There are no whole truths; all truths are half-truths. It is trying to treat them as whole truths that plays the devil.
About This Quote
Whitehead’s remark belongs to his mature philosophical critique of “misplaced concreteness”—the habit of treating abstractions as if they were complete realities. In the late 1920s, after turning from mathematical logic to metaphysics and the philosophy of science, he repeatedly warned that any statement or theory captures reality only under a selected set of abstractions and emphases. The line is commonly cited from his Harvard-period lectures and writings, where he stresses that truths are partial perspectives within a wider process of experience.

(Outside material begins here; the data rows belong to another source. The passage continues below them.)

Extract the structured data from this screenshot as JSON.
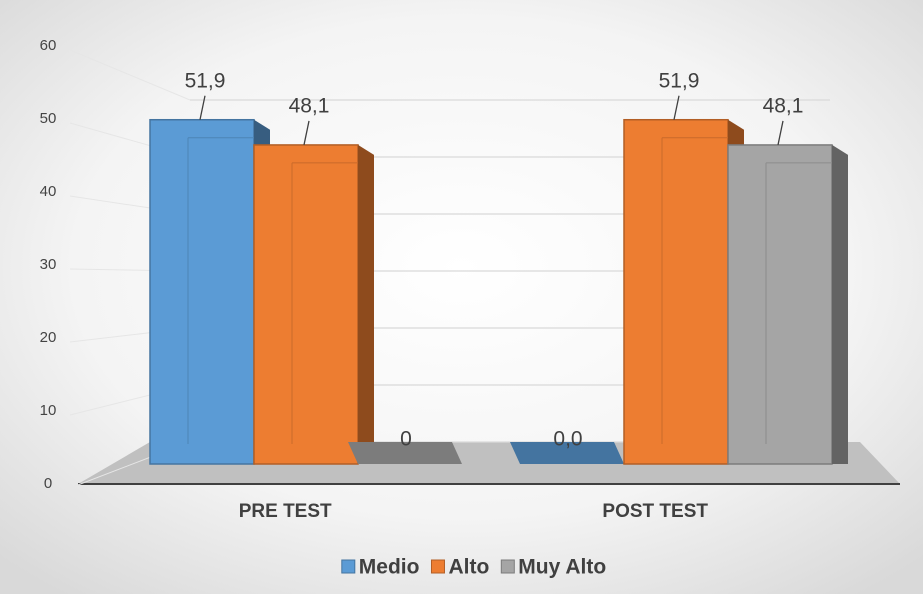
{
  "chart_data": {
    "type": "bar3d",
    "categories": [
      "PRE TEST",
      "POST TEST"
    ],
    "series": [
      {
        "name": "Medio",
        "color": "#5b9bd5",
        "values": [
          51.9,
          0
        ],
        "value_labels": [
          "51,9",
          "0,0"
        ]
      },
      {
        "name": "Alto",
        "color": "#ed7d31",
        "values": [
          48.1,
          51.9
        ],
        "value_labels": [
          "48,1",
          "51,9"
        ]
      },
      {
        "name": "Muy Alto",
        "color": "#a5a5a5",
        "values": [
          0,
          48.1
        ],
        "value_labels": [
          "0",
          "48,1"
        ]
      }
    ],
    "ylim": [
      0,
      60
    ],
    "yticks": [
      0,
      10,
      20,
      30,
      40,
      50,
      60
    ],
    "grid": true,
    "legend": "bottom"
  }
}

The “devil” is the dogmatic impulse to absolutize a partial formulation and then force the world to fit it.
Interpretation
Whitehead’s remark captures a central theme of his philosophy: reality is complex, processual, and resistant to final, all-encompassing formulations. Any statement we call a “truth” is made from a particular standpoint, with selective emphasis and abstraction. The danger arises when such partial insights are treated as exhaustive—when a useful model, principle, or doctrine is absolutized and applied without regard to context, limits, or competing considerations. In that sense, “the devil” is dogmatism: the moral and intellectual harm that follows from forcing the world to fit a simplified certainty. The quote is often invoked to defend pluralism, intellectual humility, and the need to balance perspectives in science, politics, and ethics.